Comparative analysis of metabolic networks provides insight into the evolution of plant pathogenic and nonpathogenic lifestyles in Pseudomonas.
Mithani A., Hein J., Preston GM.
Plant pathogenic pseudomonads such as Pseudomonas syringae colonize plant surfaces and tissues and have been reported to be nutritionally specialized relative to nonpathogenic pseudomonads. We performed comparative analyses of metabolic networks reconstructed from genome sequence data in order to investigate the hypothesis that P. syringae has evolved to be metabolically specialized for a plant pathogenic lifestyle. We used the metabolic network comparison tool Rahnuma and complementary bioinformatic analyses to compare the distribution of 1,299 metabolic reactions across nine genome-sequenced strains of Pseudomonas, including three strains of P. syringae. The two pathogenic Pseudomonas species analyzed, P. syringae and the opportunistic human pathogen P. aeruginosa, each displayed a high level of intraspecies metabolic similarity compared with nonpathogenic Pseudomonas.
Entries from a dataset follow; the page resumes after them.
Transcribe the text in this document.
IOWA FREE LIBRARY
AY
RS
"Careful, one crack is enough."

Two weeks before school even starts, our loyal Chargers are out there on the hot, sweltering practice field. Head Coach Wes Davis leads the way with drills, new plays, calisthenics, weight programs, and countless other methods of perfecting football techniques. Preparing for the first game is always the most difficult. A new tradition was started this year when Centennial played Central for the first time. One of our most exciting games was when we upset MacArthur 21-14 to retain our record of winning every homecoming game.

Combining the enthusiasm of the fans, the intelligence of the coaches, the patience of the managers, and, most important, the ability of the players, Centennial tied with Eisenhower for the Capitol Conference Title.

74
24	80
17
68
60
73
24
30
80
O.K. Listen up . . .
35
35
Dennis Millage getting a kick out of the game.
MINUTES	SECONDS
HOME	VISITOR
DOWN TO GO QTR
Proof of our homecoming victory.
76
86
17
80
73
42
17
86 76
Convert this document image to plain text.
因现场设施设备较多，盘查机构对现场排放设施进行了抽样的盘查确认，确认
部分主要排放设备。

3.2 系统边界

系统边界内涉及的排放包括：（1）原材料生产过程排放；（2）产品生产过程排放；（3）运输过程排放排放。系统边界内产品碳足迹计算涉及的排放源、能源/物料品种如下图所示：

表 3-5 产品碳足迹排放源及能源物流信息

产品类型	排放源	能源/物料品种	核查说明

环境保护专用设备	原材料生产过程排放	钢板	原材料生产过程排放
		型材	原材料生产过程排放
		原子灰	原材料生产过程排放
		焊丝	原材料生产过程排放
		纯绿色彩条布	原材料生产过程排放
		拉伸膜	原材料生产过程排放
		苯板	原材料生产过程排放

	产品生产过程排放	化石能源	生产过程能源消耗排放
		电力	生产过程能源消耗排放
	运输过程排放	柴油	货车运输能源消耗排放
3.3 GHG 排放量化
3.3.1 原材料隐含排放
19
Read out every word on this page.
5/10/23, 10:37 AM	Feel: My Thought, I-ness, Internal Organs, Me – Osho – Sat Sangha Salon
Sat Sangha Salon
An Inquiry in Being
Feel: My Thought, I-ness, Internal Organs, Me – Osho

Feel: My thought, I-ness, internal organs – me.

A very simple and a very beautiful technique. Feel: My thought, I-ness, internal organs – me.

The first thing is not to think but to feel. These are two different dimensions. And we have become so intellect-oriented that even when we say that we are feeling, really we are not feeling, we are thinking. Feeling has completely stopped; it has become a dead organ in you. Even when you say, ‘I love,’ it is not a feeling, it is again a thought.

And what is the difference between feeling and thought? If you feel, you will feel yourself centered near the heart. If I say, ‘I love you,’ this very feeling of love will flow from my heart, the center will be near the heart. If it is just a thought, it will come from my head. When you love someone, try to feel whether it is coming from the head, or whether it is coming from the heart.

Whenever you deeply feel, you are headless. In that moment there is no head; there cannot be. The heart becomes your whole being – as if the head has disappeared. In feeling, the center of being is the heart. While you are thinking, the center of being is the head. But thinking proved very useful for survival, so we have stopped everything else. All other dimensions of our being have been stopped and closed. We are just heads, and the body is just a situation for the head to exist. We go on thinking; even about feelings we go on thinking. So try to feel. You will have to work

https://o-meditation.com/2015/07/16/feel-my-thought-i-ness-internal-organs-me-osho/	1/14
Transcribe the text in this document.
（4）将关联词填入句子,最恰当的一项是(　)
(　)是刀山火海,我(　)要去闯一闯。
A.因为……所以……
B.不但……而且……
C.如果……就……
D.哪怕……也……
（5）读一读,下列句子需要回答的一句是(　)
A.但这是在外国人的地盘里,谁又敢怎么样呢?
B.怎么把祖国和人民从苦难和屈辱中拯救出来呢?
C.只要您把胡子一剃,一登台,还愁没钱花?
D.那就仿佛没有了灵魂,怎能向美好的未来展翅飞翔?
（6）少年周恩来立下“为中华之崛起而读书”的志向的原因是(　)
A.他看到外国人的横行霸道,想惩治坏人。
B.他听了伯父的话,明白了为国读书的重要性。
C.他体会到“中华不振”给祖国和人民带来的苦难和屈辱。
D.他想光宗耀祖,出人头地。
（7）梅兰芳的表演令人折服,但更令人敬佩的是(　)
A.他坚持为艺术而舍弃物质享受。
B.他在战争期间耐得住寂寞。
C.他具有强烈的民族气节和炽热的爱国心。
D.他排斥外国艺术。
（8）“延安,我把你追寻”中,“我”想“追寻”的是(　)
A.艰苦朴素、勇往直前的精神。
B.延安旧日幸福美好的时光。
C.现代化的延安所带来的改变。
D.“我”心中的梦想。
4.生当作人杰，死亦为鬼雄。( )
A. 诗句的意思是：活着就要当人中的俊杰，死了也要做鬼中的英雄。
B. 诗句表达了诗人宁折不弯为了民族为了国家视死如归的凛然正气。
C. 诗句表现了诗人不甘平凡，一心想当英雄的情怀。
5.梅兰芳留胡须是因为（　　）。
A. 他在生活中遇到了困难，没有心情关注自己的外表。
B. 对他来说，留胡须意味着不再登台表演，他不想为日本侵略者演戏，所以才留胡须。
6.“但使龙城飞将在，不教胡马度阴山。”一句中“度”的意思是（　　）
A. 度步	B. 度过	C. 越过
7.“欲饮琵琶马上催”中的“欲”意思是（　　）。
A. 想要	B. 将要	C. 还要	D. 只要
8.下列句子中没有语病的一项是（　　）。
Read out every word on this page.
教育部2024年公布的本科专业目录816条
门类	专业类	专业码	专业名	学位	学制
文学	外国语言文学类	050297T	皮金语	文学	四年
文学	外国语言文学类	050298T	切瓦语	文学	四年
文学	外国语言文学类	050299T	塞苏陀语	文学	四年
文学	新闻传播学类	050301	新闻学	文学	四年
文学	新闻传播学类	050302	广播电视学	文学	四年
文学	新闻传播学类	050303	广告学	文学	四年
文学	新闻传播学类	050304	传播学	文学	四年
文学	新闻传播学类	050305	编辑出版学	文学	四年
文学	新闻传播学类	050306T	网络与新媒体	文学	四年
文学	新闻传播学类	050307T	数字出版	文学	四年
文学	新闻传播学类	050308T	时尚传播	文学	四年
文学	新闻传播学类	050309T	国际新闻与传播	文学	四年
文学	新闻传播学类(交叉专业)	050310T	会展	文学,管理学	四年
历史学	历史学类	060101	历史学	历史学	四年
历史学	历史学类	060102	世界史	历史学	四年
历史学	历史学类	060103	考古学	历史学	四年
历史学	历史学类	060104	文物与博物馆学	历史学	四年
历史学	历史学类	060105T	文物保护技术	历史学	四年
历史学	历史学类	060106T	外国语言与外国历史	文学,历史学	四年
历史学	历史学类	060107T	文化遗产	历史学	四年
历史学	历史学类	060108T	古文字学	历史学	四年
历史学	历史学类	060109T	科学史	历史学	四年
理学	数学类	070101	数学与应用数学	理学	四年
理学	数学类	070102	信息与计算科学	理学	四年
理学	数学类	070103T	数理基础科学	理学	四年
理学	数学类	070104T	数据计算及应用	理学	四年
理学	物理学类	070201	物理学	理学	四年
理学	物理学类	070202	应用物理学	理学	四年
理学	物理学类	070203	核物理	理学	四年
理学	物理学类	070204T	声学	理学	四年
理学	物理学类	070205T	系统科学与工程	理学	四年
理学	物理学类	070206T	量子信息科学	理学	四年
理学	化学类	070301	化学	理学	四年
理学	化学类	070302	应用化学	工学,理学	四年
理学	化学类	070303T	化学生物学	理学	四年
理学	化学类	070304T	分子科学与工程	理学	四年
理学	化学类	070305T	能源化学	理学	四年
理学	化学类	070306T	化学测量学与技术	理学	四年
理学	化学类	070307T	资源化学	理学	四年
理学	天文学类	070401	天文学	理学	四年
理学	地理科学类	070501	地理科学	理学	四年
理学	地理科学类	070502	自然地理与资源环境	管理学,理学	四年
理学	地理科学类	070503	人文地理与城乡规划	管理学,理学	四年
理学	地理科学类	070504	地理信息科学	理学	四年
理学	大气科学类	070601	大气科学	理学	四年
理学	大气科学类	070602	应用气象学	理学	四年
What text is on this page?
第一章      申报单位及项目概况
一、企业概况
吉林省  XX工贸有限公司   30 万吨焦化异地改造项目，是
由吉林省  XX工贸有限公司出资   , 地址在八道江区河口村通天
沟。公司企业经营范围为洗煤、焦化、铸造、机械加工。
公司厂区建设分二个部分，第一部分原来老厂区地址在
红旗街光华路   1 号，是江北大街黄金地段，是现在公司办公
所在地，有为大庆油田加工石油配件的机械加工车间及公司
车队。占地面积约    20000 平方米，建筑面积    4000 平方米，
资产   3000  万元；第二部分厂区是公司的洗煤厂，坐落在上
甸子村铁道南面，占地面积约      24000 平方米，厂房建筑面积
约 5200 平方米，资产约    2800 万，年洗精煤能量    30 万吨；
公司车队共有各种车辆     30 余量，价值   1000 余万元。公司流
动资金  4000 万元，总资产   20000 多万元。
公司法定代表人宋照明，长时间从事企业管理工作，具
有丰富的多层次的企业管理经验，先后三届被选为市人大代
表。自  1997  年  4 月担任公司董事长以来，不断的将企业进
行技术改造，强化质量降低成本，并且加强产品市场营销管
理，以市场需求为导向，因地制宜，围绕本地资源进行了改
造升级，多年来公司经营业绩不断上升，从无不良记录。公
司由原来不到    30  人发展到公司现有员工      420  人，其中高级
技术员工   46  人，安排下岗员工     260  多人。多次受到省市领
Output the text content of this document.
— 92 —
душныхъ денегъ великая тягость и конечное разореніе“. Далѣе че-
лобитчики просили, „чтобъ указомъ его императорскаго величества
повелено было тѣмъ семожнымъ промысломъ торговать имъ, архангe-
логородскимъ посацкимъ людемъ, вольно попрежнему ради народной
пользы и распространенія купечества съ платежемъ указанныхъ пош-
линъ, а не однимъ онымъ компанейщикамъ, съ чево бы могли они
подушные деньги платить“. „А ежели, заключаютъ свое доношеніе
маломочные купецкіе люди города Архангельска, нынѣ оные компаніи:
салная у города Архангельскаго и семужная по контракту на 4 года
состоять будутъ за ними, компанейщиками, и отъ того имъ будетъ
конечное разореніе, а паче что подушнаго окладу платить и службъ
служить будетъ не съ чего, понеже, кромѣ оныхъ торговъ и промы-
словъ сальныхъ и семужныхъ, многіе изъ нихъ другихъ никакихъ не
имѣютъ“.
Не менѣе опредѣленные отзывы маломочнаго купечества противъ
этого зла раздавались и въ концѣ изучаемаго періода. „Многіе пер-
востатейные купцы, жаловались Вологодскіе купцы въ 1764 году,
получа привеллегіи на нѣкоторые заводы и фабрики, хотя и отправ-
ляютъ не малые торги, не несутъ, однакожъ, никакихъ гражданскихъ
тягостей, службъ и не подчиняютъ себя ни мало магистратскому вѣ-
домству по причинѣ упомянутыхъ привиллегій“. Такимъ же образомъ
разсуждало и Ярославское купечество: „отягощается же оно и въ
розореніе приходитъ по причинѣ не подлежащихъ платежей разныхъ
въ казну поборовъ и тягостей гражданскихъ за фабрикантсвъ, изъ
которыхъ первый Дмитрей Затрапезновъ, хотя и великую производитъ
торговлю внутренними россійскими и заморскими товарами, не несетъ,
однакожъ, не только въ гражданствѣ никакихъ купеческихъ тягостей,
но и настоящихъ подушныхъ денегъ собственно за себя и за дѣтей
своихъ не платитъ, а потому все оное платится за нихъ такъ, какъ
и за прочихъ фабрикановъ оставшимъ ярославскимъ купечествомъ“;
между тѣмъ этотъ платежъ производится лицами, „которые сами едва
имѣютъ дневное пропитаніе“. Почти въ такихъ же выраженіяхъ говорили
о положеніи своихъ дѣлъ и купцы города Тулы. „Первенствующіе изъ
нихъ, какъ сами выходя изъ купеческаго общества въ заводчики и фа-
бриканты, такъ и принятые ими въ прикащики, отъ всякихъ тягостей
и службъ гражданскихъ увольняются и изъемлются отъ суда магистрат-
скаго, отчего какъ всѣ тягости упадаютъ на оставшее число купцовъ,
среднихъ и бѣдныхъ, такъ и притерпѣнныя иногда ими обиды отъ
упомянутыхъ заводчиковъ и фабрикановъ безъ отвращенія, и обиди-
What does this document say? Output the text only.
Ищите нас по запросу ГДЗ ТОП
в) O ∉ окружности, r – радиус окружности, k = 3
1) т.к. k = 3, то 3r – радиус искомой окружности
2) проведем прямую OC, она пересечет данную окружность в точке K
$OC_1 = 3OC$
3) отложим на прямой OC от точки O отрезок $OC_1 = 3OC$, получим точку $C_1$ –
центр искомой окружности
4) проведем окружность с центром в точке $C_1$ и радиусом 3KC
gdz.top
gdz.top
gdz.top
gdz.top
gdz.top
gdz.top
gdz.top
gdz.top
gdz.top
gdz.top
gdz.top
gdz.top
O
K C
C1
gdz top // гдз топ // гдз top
The three P. syringae strains lacked a significant number of reactions predicted to be present in all other Pseudomonas strains analyzed, which is consistent with the hypothesis that P. syringae is adapted for growth in a nutritionally constrained environment. Pathway predictions demonstrated that some of the differences detected in metabolic network comparisons could account for differences in amino acid assimilation ability reported in experimental analyses. Parsimony analysis and reaction neighborhood approaches were used to model the evolution of metabolic networks and amino acid assimilation pathways in pseudomonads. Both methods supported a model of Pseudomonas evolution in which the common ancestor of P. syringae had experienced a significant number of deletion events relative to other nonpathogenic pseudomonads. We discuss how the characteristic metabolic features of P. syringae could reflect adaptation to a pathogenic lifestyle.